The Living Daylights
Somewhere In Time
Robin & Marian
The Betsy (crap movie, great score)
Conan the Barbarian
Quigley Down Under
Under Siege 2 (another crap movie with a great score)
The Adventures of Don Juan (this score was also used in Zorro, the Gay Blade)
Portrait of a Lady
Bram Stoker's Dracula
The Sea Hawk
All the Damien movies!
Austin Powers (not given its due because it's so damn silly)
Alfred the Great (This movie can't be found on video and its score can't be found either. I taped it off of AMC. If you can find it, check it out. It's worth it -the score I mean. The movie is OK, but kind of hokey.)
Quincy Jones turned in a fine score for "Mackennas Gold".....
my favorite has to be the theme to batman. While in college I had to take a music appreciation class, and on the first day the professor plays the opening theme, and I like every other guy was pumped.
Another brief list off the top of my head:
ST2:Wrath of Khan (Horner)
The Mummy (Goldsmith)
Atlantis (James Newton Howard)
Independance Day (Arnold)
LotR:Fellowship of the Ring (Shore)
Conan the Barbarian (Poledouris sp?)
Young Sherlock Holmes (Broughton)
Dark Crystal (Jones)
There are more, but this is all I can think of right now, and I'm not sitting where I can see my CD collection.

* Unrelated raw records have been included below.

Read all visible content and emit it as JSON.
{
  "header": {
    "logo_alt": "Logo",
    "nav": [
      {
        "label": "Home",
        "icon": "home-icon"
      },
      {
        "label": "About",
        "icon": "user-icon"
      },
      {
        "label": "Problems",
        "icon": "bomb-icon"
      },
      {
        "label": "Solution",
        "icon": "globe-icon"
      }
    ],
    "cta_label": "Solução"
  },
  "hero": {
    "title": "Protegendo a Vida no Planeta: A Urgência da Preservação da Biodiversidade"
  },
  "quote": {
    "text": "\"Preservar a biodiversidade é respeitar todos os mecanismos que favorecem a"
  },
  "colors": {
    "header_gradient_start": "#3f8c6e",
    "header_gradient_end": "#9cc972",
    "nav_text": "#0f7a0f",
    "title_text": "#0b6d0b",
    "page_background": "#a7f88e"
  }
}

James Newton Howard did three incredible scores back to back to back with the Disney films Dinosaur, Atlantis: The Lost Empire and Treasure Planet. It's unfortunate that all three of those films are very underrated.
Austin Powers (not given its due because it's so damn silly)
yes, I agree... no one really realizes the great score in Austin Powers...
My other favs would have to be James Bond and The Lion King (< underrated)
Hans Zimmer & Co:
Prince of Egypt
The Lion King (he did only the score)
Man in the Iron Mask
Silence of the Lambs
LOTR 1 & 2 (and I'm sure 3)
Hellbound: Hellraiser II
The Fly II
Bless the Child
Last of the Mohicans
and more, oh, and Conan the Barbarian by Poledouris, the epitome of EPIC
(what's the point of these lists, as if anybody reads them...)
I do. I'm always looking for those great gems of film scoring that I've somehow missed.
I'd just be repeating most of the entires if I listed my favorite non-JW scores, but there a re few missing from those listed:
Endless Summer II, Gary Hoey. It's not a scroe in the traditional sense (with an orchestra), but is more of a rock & roll score with electric guitars, drums, and bass. He even does a duet with the master Dick Dale in a rendition of Dick Dale's Shake and Stomp (appropriately titled Shake and Stop Part Two).
The Crow and The Crow: City of Angels, by Graeme Revell. All I can say is wow. The scores are so packed with emotions, raging from love to hate, from hope to fear and dispair and they not only compliment the movies, but in many ways the original comic book. The inclusion of a more latinesque flavor in the City of Angels compliments the original work easily and the returning themes do not feel old and overused (take note Horner).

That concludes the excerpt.